Dalam perspektif filsafat, hedonisme dapat diartikan suatu pandangan hidup yang beranggapan setiap individu dikatakan bahagia dengan cara mencari kebahagiaan sebanyak-banyaknya dan selalu menghindari suatu perasaan-perasaan yang dapat berakibat menyakitkan (Dwiatnto, 2022). Gaya hidup hedonis pejabat merujuk pada perilaku atau kebiasaan pejabat yang cenderung mencari kesenangan dan kepuasan diri melalui aktivitas yang mahal dan mewah.

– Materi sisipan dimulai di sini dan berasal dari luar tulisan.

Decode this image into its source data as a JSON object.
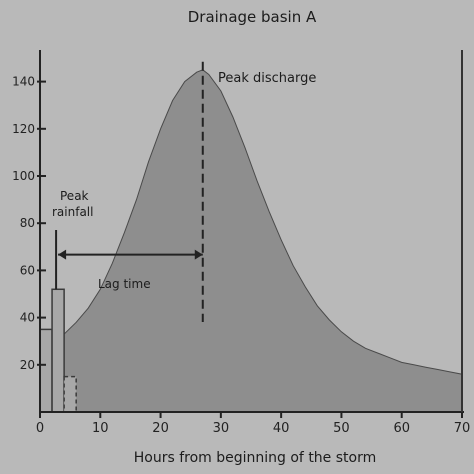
{
  "chart_data": {
    "type": "area",
    "title": "Drainage basin A",
    "xlabel": "Hours from beginning of the storm",
    "ylabel": "",
    "xlim": [
      0,
      70
    ],
    "ylim": [
      0,
      150
    ],
    "x_ticks": [
      0,
      10,
      20,
      30,
      40,
      50,
      60,
      70
    ],
    "y_ticks": [
      20,
      40,
      60,
      80,
      100,
      120,
      140
    ],
    "grid": false,
    "series": [
      {
        "type": "area",
        "x": [
          0,
          2,
          4,
          6,
          8,
          10,
          12,
          14,
          16,
          18,
          20,
          22,
          24,
          26,
          27,
          28,
          30,
          32,
          34,
          36,
          38,
          40,
          42,
          44,
          46,
          48,
          50,
          52,
          54,
          56,
          58,
          60,
          62,
          64,
          66,
          68,
          70
        ],
        "y": [
          28,
          30,
          33,
          38,
          44,
          52,
          63,
          76,
          90,
          106,
          120,
          132,
          140,
          144,
          145,
          143,
          136,
          125,
          112,
          98,
          85,
          73,
          62,
          53,
          45,
          39,
          34,
          30,
          27,
          25,
          23,
          21,
          20,
          19,
          18,
          17,
          16
        ]
      },
      {
        "type": "bar",
        "x": [
          1,
          3,
          5
        ],
        "widths": [
          2,
          2,
          2
        ],
        "y": [
          35,
          52,
          15
        ]
      }
    ],
    "annotations": [
      {
        "text": "Peak discharge",
        "x": 27,
        "y": 145
      },
      {
        "text": "Peak rainfall",
        "x": 3,
        "y": 52
      },
      {
        "text": "Lag time",
        "x_start": 3,
        "x_end": 27,
        "y": 65
      }
    ]
  }
}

Korupsi oleh sebagian orang dipandang sebagai sebuah penyakit yang telah membudaya, hal ini dikarenakan perilaku korupsi sebenarnya telah ada dalam setiap diri seseorang. Korupsi merupakan salah satu bentuk pelanggaran etika administrasi publik. Pelanggaran etika administrasi atau biasa disebut mal administrasi merupakan suatu praktek yang buruk yang melanggar etika administrasi atau praktik administrasu yang menghambat tercapainya tujuan administrasi. (Widodo, 2001). Menurut (Douglas, 1953) tindakan yang harus dihindari oleh pejabat bublik adalah Ikut serta dalam transaksi bisnis pribadi atau perusahaan swasta dengan tujuan keuntungan pribadi dengan mengatas namakan jabatan kedinasan. Oleh karena itu, Pengecekan kesesuaian gaji dan harta yang dimiliki oleh pejabat negara perlu dilakukan secara adil dan merata pada tiap instansi pemerintahan. Hal ini perlu dilakukan untuk menghindari adanya kasus korupsi yang merugikan negara.
Korupsi juga dapat mengakibatkan munculnya situasi ketidakadilan dan duplikasi sosial-ekonomi dimana saat ini kekayaan alam negara yang melimpah masih belum dapat dirasakan oleh seluruh lapisan masyarakat, tetapi sebagian kecil dari pejabat pemerintah dan kelompok elit yang terlibat korupsi yang justru memanfaatkan kekayaan alam tersebut untuk kepentingan pribadi dan kesenangan pribadi.
berdasarkan beberapa penjelasan tersebut prilaku hedonisme di kalangan pejabat publik seperti menjadi tradisi yang sudah biasa di lakukan. hal tersebut tentu dapat menjadi perhatian dari banyak pihak terutama masyarakat yang menimbulkan adanya ketidakpercayaan masyarakat dengan pengelola pajak yang pajak tersebut setiap tahunnya wajib mereka bayarkan. Akan menjadi masalah yang serius apabila masyarakat enggan membayarkan pajak akibat rasa takut uang pajak tidak akan didistribusikan dengan baik oleh instansi terkait yaitu direktorat jenderal pajak karena pendapatan negara juga dapat menurun jika masyarakat malas membayar pajak.